Но если народ «весь пройдёт мещанством», то, спрашивается, куда же он выйдет? Или из настоящего несовершенного мещанства — в будущее совершенное, из неблагополучного капиталистического муравейника — в благополучный социалистический, из чёрного железного века Европы — в «жёлтый» золотой век и вечность Китая?
У голодного пролетария и у сытого мещанина разные экономические выгоды, но метафизика и религия одинаковые — метафизика умеренного здравого смысла, религия умеренной мещанской сытости. Война четвертого сословия с третьим, экономически реальная, столь же не реальна метафизически и религиозно, как война жёлтой расы с белой; и там и здесь сила против силы, а не Бог против Бога. В обоих случаях одно и то же недоразумение: за внешнею, временною войною — внутренний вечный мир.

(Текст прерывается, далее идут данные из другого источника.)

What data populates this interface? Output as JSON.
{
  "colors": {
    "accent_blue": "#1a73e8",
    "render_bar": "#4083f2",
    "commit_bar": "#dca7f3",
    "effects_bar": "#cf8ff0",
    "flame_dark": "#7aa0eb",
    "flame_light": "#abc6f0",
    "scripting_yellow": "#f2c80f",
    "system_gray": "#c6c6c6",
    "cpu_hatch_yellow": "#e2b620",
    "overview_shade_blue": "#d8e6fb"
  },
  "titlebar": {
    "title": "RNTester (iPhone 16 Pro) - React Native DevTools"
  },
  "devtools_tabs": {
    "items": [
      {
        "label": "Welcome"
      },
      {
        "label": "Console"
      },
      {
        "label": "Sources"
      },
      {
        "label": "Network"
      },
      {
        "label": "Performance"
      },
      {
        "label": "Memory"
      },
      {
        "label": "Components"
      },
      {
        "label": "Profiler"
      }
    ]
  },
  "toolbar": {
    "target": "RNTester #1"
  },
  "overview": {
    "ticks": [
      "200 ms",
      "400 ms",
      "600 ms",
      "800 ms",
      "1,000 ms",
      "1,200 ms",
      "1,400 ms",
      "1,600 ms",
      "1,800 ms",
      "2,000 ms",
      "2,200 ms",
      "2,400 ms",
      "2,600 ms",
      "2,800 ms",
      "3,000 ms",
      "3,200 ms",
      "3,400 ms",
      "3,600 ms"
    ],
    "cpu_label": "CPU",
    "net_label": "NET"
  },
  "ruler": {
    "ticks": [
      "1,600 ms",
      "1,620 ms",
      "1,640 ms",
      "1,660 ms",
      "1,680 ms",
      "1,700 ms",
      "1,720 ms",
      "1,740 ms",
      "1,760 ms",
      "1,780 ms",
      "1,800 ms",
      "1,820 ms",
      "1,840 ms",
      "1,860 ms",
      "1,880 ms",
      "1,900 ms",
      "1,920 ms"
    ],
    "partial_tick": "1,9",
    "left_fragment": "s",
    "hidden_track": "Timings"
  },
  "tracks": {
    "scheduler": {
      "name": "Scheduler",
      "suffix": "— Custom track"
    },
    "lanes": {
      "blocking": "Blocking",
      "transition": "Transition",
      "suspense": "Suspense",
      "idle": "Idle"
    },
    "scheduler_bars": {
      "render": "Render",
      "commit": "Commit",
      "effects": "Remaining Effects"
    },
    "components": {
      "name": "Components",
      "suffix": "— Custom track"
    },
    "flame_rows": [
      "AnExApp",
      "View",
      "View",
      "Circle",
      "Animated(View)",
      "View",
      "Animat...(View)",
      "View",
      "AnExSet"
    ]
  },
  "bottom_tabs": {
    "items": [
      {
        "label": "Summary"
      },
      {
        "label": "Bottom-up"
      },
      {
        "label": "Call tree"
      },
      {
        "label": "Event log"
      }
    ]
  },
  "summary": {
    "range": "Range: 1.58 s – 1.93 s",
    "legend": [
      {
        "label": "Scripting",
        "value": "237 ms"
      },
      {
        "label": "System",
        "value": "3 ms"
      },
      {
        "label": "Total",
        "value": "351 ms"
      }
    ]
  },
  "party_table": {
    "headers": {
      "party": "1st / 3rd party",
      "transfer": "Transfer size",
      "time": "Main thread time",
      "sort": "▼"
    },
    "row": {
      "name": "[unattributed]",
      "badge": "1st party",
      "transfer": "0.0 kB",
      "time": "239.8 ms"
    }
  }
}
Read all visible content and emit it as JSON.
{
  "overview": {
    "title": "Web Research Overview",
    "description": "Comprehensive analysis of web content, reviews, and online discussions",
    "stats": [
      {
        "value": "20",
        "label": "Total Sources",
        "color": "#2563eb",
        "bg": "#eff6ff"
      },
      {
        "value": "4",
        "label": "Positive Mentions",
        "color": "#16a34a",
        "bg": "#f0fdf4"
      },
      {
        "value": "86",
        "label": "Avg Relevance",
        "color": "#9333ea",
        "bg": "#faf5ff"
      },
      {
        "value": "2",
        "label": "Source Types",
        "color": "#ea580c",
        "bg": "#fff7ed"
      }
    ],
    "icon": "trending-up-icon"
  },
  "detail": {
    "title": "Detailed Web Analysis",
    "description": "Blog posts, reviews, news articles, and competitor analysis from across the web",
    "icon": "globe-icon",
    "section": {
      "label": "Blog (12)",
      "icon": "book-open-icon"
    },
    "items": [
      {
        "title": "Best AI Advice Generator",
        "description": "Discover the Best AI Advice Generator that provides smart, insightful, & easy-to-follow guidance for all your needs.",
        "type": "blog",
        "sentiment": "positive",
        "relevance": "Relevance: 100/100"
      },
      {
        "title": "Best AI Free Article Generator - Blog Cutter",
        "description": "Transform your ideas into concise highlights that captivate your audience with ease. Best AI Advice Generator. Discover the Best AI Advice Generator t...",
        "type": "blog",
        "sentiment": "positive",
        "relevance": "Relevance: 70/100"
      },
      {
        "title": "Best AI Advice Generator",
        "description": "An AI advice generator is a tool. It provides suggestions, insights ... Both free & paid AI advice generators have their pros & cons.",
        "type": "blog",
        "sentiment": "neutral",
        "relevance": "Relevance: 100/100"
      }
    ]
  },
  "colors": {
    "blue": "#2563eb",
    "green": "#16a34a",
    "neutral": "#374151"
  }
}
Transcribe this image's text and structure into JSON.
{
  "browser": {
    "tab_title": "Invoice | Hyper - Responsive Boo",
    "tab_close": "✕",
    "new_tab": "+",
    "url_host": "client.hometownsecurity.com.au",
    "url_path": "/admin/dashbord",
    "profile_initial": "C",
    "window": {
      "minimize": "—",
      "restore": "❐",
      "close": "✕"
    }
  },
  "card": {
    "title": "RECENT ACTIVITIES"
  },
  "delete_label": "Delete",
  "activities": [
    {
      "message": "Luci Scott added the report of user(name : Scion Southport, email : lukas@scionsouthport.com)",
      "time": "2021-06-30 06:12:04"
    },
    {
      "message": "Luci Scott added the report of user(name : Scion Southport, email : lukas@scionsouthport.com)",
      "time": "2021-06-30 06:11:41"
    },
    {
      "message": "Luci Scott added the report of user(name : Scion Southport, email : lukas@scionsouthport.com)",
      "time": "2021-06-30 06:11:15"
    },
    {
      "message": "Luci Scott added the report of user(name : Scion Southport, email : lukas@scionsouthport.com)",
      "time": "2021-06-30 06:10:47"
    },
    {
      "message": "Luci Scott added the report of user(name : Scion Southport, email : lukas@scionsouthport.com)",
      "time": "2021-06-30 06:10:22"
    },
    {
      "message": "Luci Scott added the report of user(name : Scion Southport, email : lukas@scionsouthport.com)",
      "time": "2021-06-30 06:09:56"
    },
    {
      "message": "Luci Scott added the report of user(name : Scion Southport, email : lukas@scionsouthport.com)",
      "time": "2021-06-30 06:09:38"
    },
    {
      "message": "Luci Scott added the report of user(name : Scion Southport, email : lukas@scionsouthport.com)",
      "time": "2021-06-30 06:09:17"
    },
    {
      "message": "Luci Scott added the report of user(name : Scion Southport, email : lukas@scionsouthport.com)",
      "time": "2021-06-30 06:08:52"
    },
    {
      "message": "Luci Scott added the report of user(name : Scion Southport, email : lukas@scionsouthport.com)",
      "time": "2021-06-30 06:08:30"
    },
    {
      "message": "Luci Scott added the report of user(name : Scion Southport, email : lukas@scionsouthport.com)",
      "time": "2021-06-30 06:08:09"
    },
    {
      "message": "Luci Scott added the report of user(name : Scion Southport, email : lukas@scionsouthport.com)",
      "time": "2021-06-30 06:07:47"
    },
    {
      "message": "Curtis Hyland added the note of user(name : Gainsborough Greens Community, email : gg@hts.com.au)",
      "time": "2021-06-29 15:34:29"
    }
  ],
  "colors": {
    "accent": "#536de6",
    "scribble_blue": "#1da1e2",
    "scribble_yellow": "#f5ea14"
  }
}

Итак, на вопрос, чем народ победит мещанство, у Герцена нет никакого ответа. Правда, он мог бы позаимствовать ответ у своего друга, анархиста Бакунина, мог бы перейти от социализма к анархизму. Социализм желает заменить один общественный порядок другим, власть меньшинства — властью большинства; анархизм отрицает всякий общественный порядок, всякую внешнюю власть, во имя абсолютной свободы, абсолютной личности, — этого начала всех начал и конца всех концов.
Сила и слабость социализма, как религии, в том, что он предопределяет будущее социальное творчество и тем самым невольно включает в себя дух вечной середины, мещанства, неизбежное метафизическое следствие позитивизма, как религии, на котором и сам он, социализм, построен»
……………………………………………………………………………………
.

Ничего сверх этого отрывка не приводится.